Diana Rugh Johnson, a child welfare attorney in Georgia, said that well-off parents often hire her immediately upon finding out they are being investigated, a time when low-income parents typically go without legal counsel. She tells them to politely decline any home inspection until she can be present. “Affluent families are very used to a high level of privacy,” she said, emphasizing that this differential treatment by the system is not fair.
She added, “I’ve never had one of these result in the removal of a child.”
“You Would Think There’d Be Some Accountability”
A month after Ferguson’s children were taken from her, she finally got a ruling from a court. A judge found that the boys were not in danger with her, ordering them returned home.
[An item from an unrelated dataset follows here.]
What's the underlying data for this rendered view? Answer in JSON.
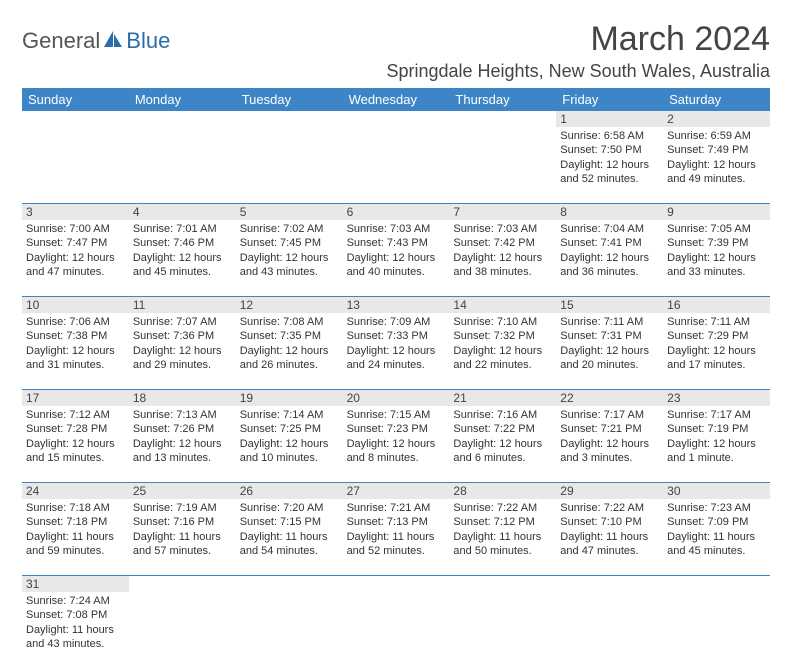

The decision also said she should go to therapy and anger management and make her home available to ACS for inspections going forward.
The case later was permanently dismissed, with the judge finding that Ferguson’s hostility toward letting the agency into her private life was not itself evidence of a mental health issue or of child neglect as defined under New York law, according to court documents.
“I just have protecting-my-kids syndrome,” Ferguson said, adding, “In a place like New York City, you would think there’d be some accountability.”
That’s why she brought the federal lawsuit against the city, as well as the ACS agents and NYPD officers involved in the seizure of her children, alleging in part that her “refusal to allow government agents to search her home” did not constitute probable cause to remove children from a mother’s care.
The city responded in its court filing that throughout the case, the two agencies’ employees “acted reasonably, lawfully, properly, constitutionally, without malice, and in good faith.” The individual ACS agents and police, the filing also argued, are shielded from liability under the doctrine of qualified immunity, which says that government officials cannot be held personally responsible for violations of constitutional rights that are not clearly established.
An ACS spokesperson added that the agency could not comment on an individual case, due to confidentiality laws.
An NYPD spokesperson said the department provides assistance when requested by its partner agencies, including ACS. Officers may be present as ACS performs its duties, the spokesperson said, in order to ensure the safety of all parties. The department declined to comment on pending litigation.
ProPublica and NBC News attempted to reach all 12 ACS employees listed in Ferguson’s lawsuit and left messages for most of them, but none responded. Reporters were not able to reach the four NYPD officers named in the complaint.
Ferguson said she still can’t figure out how to talk to her sons about that time when the strangers came in the middle of the night to take them away — all because she’d tried to guard them and their home. “This shouldn’t be in their memory, and it kills me that I can’t take it out,” she said.
At least her boys will always know, she said, that “when it comes to their rights, their mom doesn’t play.”
Reporting was contributed by Agnel Philip of ProPublica and Suzy Khimm, Mike Hixenbaugh and Hannah Rappleye of NBC News. Mariam Elba and Mollie Simon of ProPublica contributed research.